We couldn't own enrollment, so we focused on giving agents enough visibility to know the sync was working — with error messages clear enough to relay to support.
Designing for volume
The Submission Center started simple. As agencies scaled to thousands of entries per year, agents needed smarter search, filtering, and sorting to manage their books of business.
As agencies scaled to thousands of entries, the Submission Center grew into a full search and filtering system built around real demand.
Advanced filtering by survey type, prescription, date range, source, and status. Built iteratively as agency volume grew.
We iterated the filtering system repeatedly in response to real demand, adding filters by survey type, prescription, date range, source, and status. By AEP the system could handle the operational weight of a high-volume season. The platform now processes around 200,000 submissions per year.
We added filters in response to real demand until the platform could handle a full AEP season — it now processes around 200,000 submissions per year.
Turning word of mouth into infrastructure
Agents kept telling us the same thing: their best new business came from word of mouth.
Splash Pages, a public agent profile with verified reviews, star ratings, and a referral link clients could share.
We built Splash Pages to give that channel infrastructure: a public profile with verified reviews, star ratings, and referral tools agents could share with prospective clients. For larger agencies, we added a Google Reviews integration that pulled existing reviews directly into their RetireFlo profile. It brought RetireFlo closer to the center of how agencies ran their practices, not just how they processed surveys.

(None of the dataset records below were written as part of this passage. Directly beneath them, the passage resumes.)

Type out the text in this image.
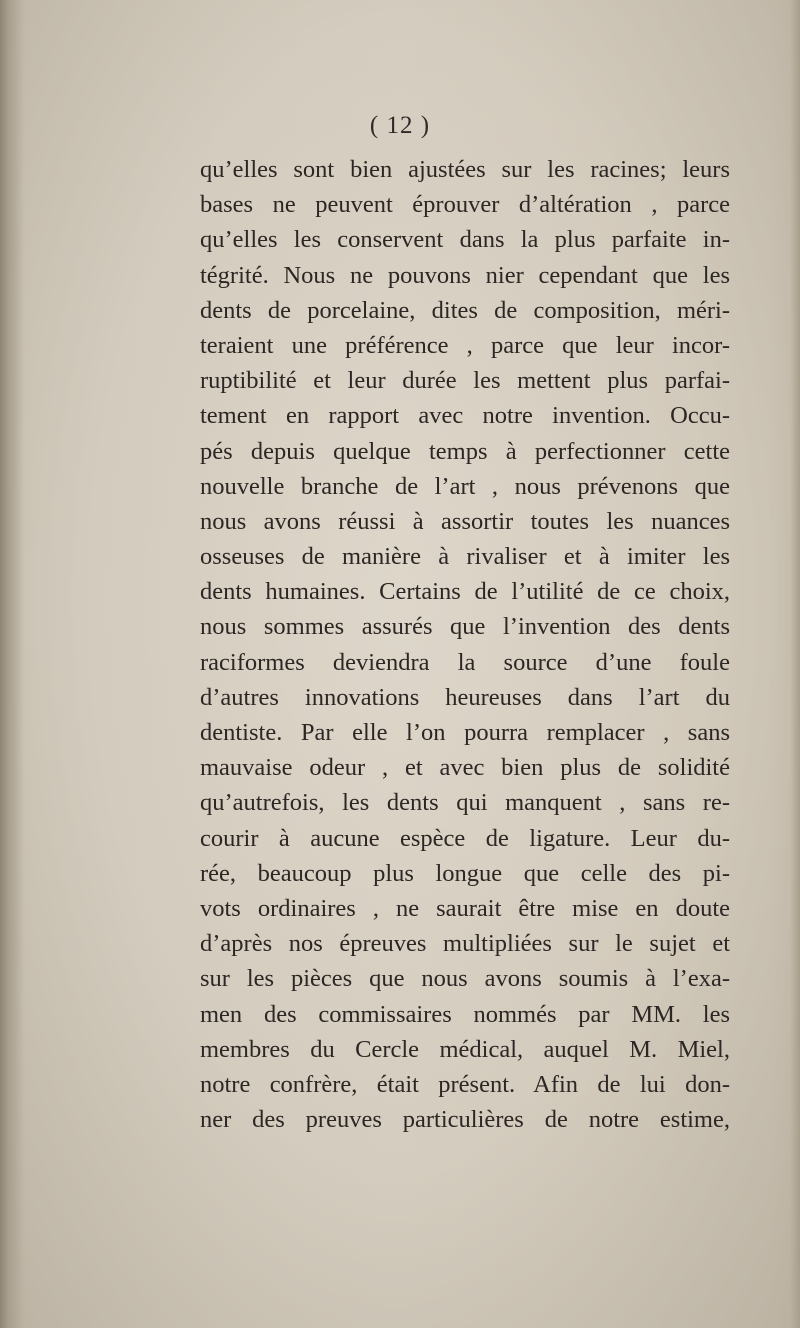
( 12 )
qu’elles sont bien ajustées sur les racines; leurs
bases ne peuvent éprouver d’altération , parce
qu’elles les conservent dans la plus parfaite in-
tégrité. Nous ne pouvons nier cependant que les
dents de porcelaine, dites de composition, méri-
teraient une préférence , parce que leur incor-
ruptibilité et leur durée les mettent plus parfai-
tement en rapport avec notre invention. Occu-
pés depuis quelque temps à perfectionner cette
nouvelle branche de l’art , nous prévenons que
nous avons réussi à assortir toutes les nuances
osseuses de manière à rivaliser et à imiter les
dents humaines. Certains de l’utilité de ce choix,
nous sommes assurés que l’invention des dents
raciformes deviendra la source d’une foule
d’autres innovations heureuses dans l’art du
dentiste. Par elle l’on pourra remplacer , sans
mauvaise odeur , et avec bien plus de solidité
qu’autrefois, les dents qui manquent , sans re-
courir à aucune espèce de ligature. Leur du-
rée, beaucoup plus longue que celle des pi-
vots ordinaires , ne saurait être mise en doute
d’après nos épreuves multipliées sur le sujet et
sur les pièces que nous avons soumis à l’exa-
men des commissaires nommés par MM. les
membres du Cercle médical, auquel M. Miel,
notre confrère, était présent. Afin de lui don-
ner des preuves particulières de notre estime,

We built Splash Pages — public profiles with verified reviews and referral tools — to give word-of-mouth a repeatable structure agents could build on.
The numbers
57% of users joined Medicare Island, a 4,500-member Facebook group the founder built around the product
These are Medicare agents, average age 50+, who went from spending an hour on a single data collection call to walking into their first client meeting ready to enroll. The platform didn't just save them time. It changed what their job felt like.
Agents went from an hour-long data call to walking into their first meeting ready to enroll — it didn't just save time, it changed what the job felt like.
$2m ARR
Scaled from $0 to $2M in annual recurring revenue in 2 years
7,000+ users
Medicare advisors nationwide adopted the platform
500,000+ submissions
Saving advisors 5+ hours/submission
4,500+ members
Over half our users joined our Facebook community
Takeaways

Medicare Island, the private Facebook group the founder built around RetireFlo, now 4,500+ members strong.
Domain fluency is the design work
The hardest part wasn't the UI. It was earning domain fluency in a workflow I'd never touched.
The prescription phone call story was the unlock. Once I could picture a specific agent trying to spell “Atorvastatin” to a client who kept saying “what?” every design decision got clearer.
Once I could picture a specific agent spelling “Atorvastatin” to a confused client, every design decision got clearer.
Dig deeper than face-value feedback
Working with users who have a different technical fluency taught me to dig a layer deeper into their feedback. Medicare agents are experts at their job, not at articulating product problems.
Taking their requests at face value often pointed to the wrong solution. The real work was understanding what they were reacting to, finding the root cause, and solving that instead.
Medicare agents are experts at their job, not at articulating product problems — the real work was understanding what they were reacting to and solving that instead.